新築仕事というのは塗り絵のような感じ。設計士が書いた下書きの上に大工が色をつけて完成。図面通り決められた通りに作って行けば必ず完成する。図面の完成度が高ければ高いほどイレギュラーなことも起こらない、ストレスもない。それを楽しいと思うかつまらないと思うかは人それぞれだろう。しかし、既定路線の踏襲だけでは一年に及ぶ工事期間中のモチベーションは保ちにくい。毎回新たな課題と試みが必要だ。

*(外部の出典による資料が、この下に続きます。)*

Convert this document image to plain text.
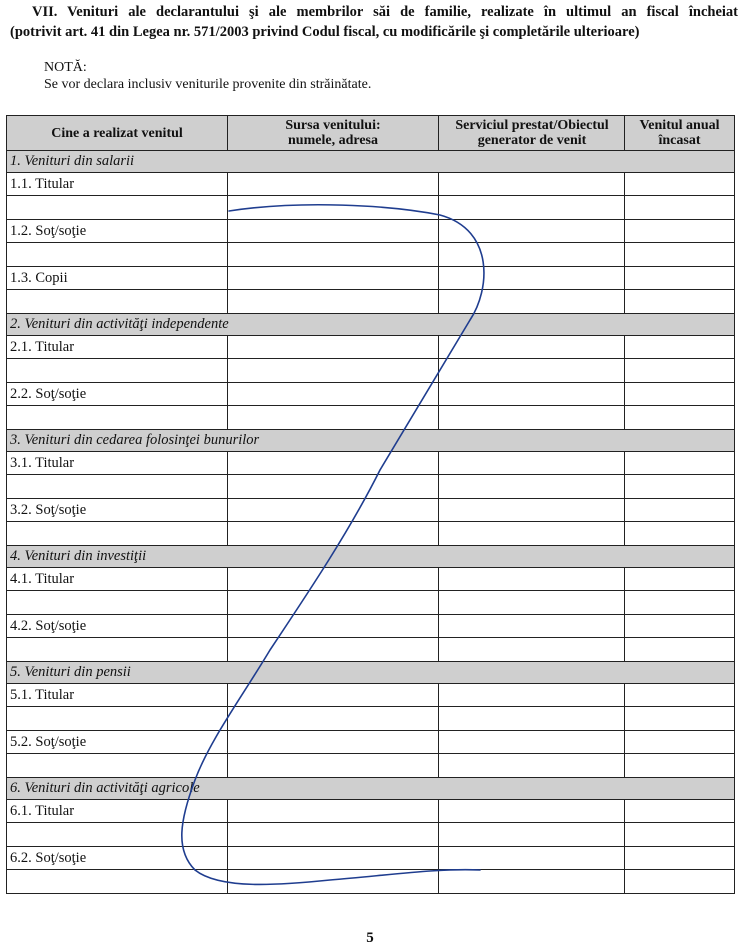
VII. Venituri ale declarantului şi ale membrilor săi de familie, realizate în ultimul an fiscal încheiat
(potrivit art. 41 din Legea nr. 571/2003 privind Codul fiscal, cu modificările şi completările ulterioare)
NOTĂ:
Se vor declara inclusiv veniturile provenite din străinătate.
Cine a realizat venitul	Sursa venitului: numele, adresa	Serviciul prestat/Obiectul generator de venit	Venitul anual încasat
1. Venituri din salarii			
1.1. Titular			

1.2. Soţ/soţie			

1.3. Copii			

2. Venituri din activităţi independente			
2.1. Titular			

2.2. Soţ/soţie			

3. Venituri din cedarea folosinţei bunurilor			
3.1. Titular			

3.2. Soţ/soţie			

4. Venituri din investiţii			
4.1. Titular			

4.2. Soţ/soţie			

5. Venituri din pensii			
5.1. Titular			

5.2. Soţ/soţie			

6. Venituri din activităţi agricole			
6.1. Titular			

6.2. Soţ/soţie			

5
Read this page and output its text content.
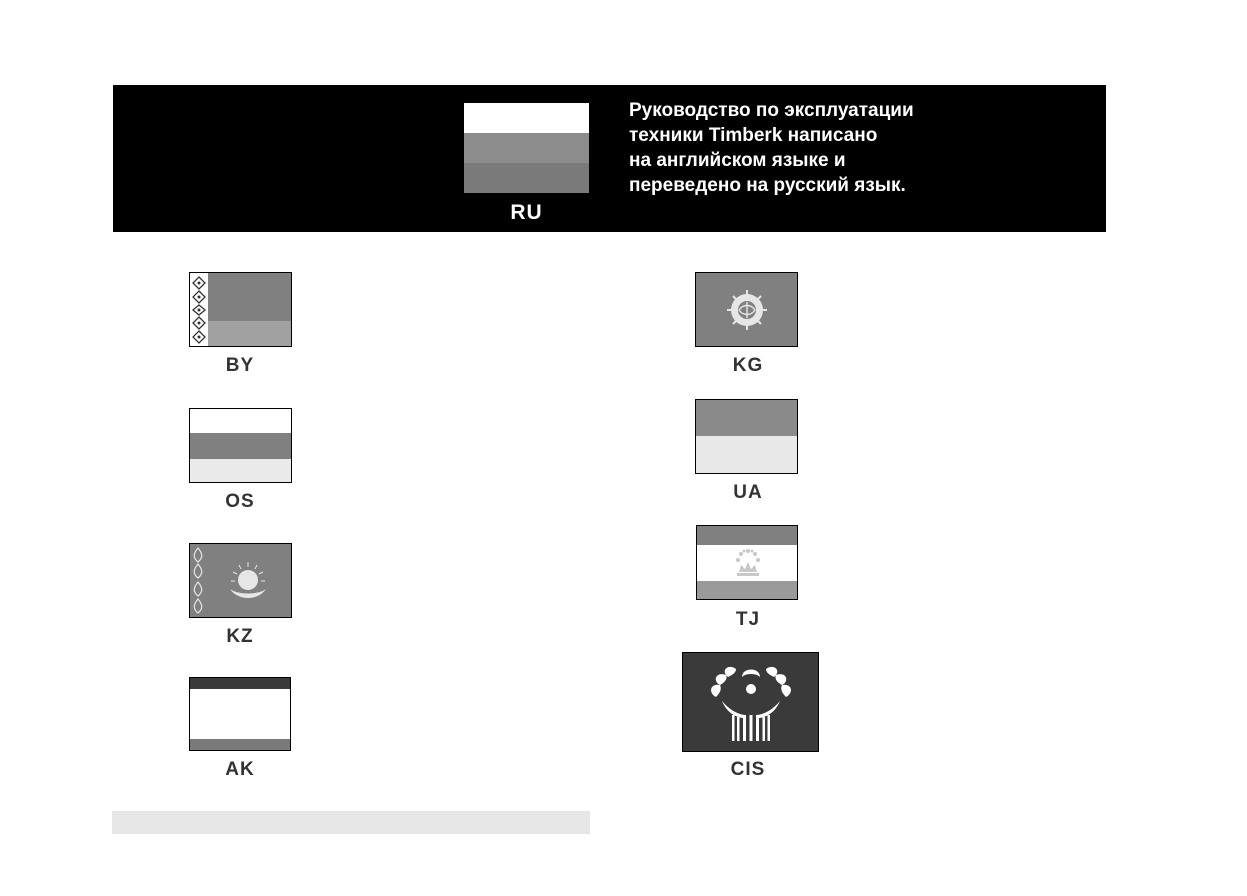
RU
Руководство по эксплуатации
техники Timberk написано
на английском языке и
переведено на русский язык.
BY
OS
KZ
AK
KG
UA
TJ
CIS
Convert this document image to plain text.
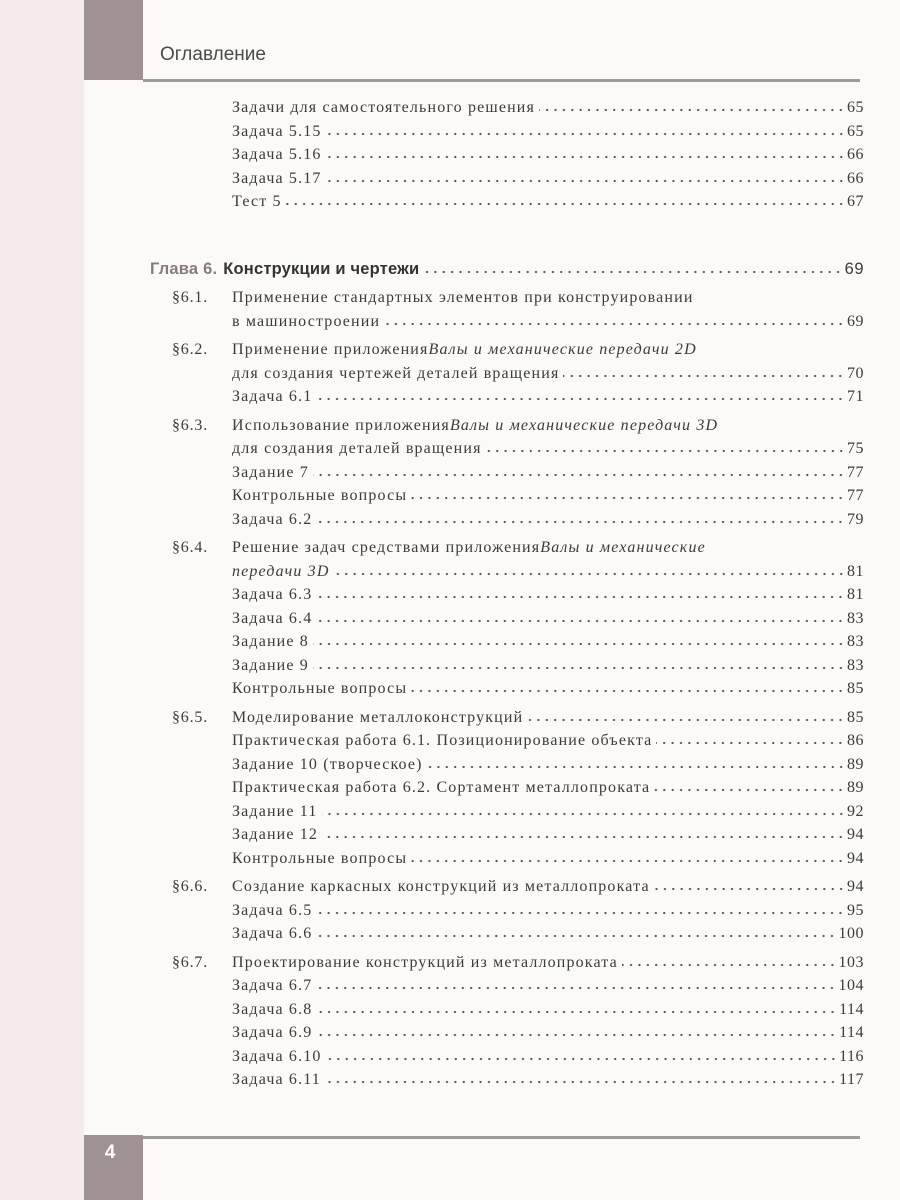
Оглавление
Задачи для самостоятельного решения	65
Задача 5.15	65
Задача 5.16	66
Задача 5.17	66
Тест 5	67
Глава 6. Конструкции и чертежи	69
§6.1. Применение стандартных элементов при конструировании
в машиностроении	69
§6.2. Применение приложения Валы и механические передачи 2D
для создания чертежей деталей вращения	70
Задача 6.1	71
§6.3. Использование приложения Валы и механические передачи 3D
для создания деталей вращения	75
Задание 7	77
Контрольные вопросы	77
Задача 6.2	79
§6.4. Решение задач средствами приложения Валы и механические
передачи 3D	81
Задача 6.3	81
Задача 6.4	83
Задание 8	83
Задание 9	83
Контрольные вопросы	85
§6.5. Моделирование металлоконструкций	85
Практическая работа 6.1. Позиционирование объекта	86
Задание 10 (творческое)	89
Практическая работа 6.2. Сортамент металлопроката	89
Задание 11	92
Задание 12	94
Контрольные вопросы	94
§6.6. Создание каркасных конструкций из металлопроката	94
Задача 6.5	95
Задача 6.6	100
§6.7. Проектирование конструкций из металлопроката	103
Задача 6.7	104
Задача 6.8	114
Задача 6.9	114
Задача 6.10	116
Задача 6.11	117
4
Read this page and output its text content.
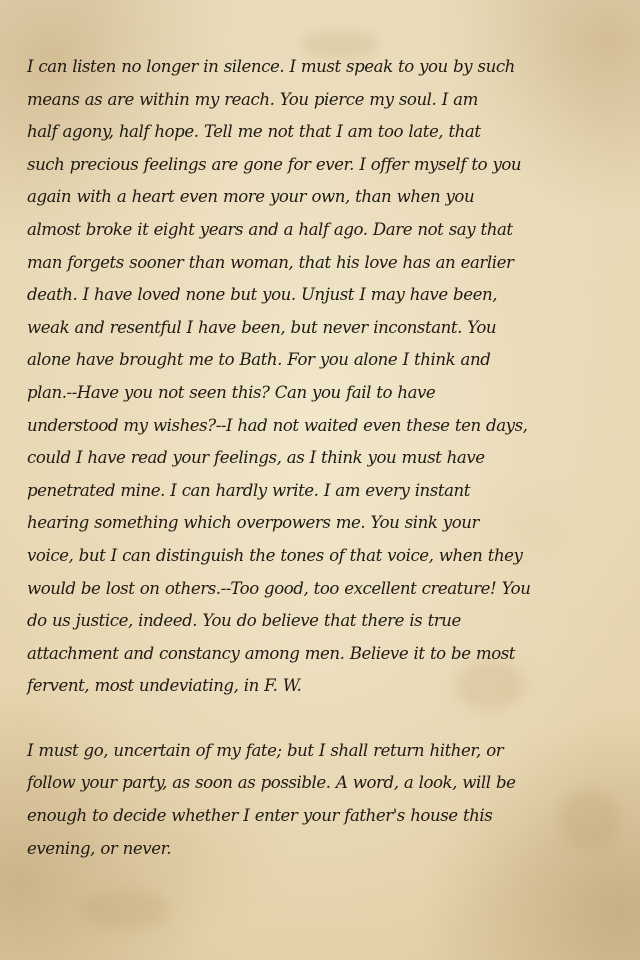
I can listen no longer in silence. I must speak to you by such
means as are within my reach. You pierce my soul. I am
half agony, half hope. Tell me not that I am too late, that
such precious feelings are gone for ever. I offer myself to you
again with a heart even more your own, than when you
almost broke it eight years and a half ago. Dare not say that
man forgets sooner than woman, that his love has an earlier
death. I have loved none but you. Unjust I may have been,
weak and resentful I have been, but never inconstant. You
alone have brought me to Bath. For you alone I think and
plan.--Have you not seen this? Can you fail to have
understood my wishes?--I had not waited even these ten days,
could I have read your feelings, as I think you must have
penetrated mine. I can hardly write. I am every instant
hearing something which overpowers me. You sink your
voice, but I can distinguish the tones of that voice, when they
would be lost on others.--Too good, too excellent creature! You
do us justice, indeed. You do believe that there is true
attachment and constancy among men. Believe it to be most
fervent, most undeviating, in F. W.
I must go, uncertain of my fate; but I shall return hither, or
follow your party, as soon as possible. A word, a look, will be
enough to decide whether I enter your father's house this
evening, or never.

今回はできるだけ製材士さんには頼らず手持ちの材料から自分達で木ごしらえをした。既製材料を使わず、できる限り手持ちの材を無駄にしないことを前提にすると垂木の寸法もバラバラ、縁側の板の幅もバラバラになる。同寸に揃えようとすると最も小さい材に合わせることになり材が無駄になる。広島県山中にある、築100年以上の古家を見せてもらう機会があったが、10年近くかけて作られたという建屋の山桜の縁甲板は一枚一枚の寸法はまちまちだった。大工自ら山から伐り出した材を無駄なく使おうとすれば当然のことだろう。まちまちの幅の板の縁側がなんとも言えず心地よく映るのは同じ大工だからか。これでいい。こだわるところとこだわりを捨てるところ。これからは後者を意識して見極めてゆきたい。肩の力を抜いた自然体の建築を心がけたいと思う。

行く先のわからない旅に惹かれるのは年をとったせいか。古家の改修仕事が懐かしい。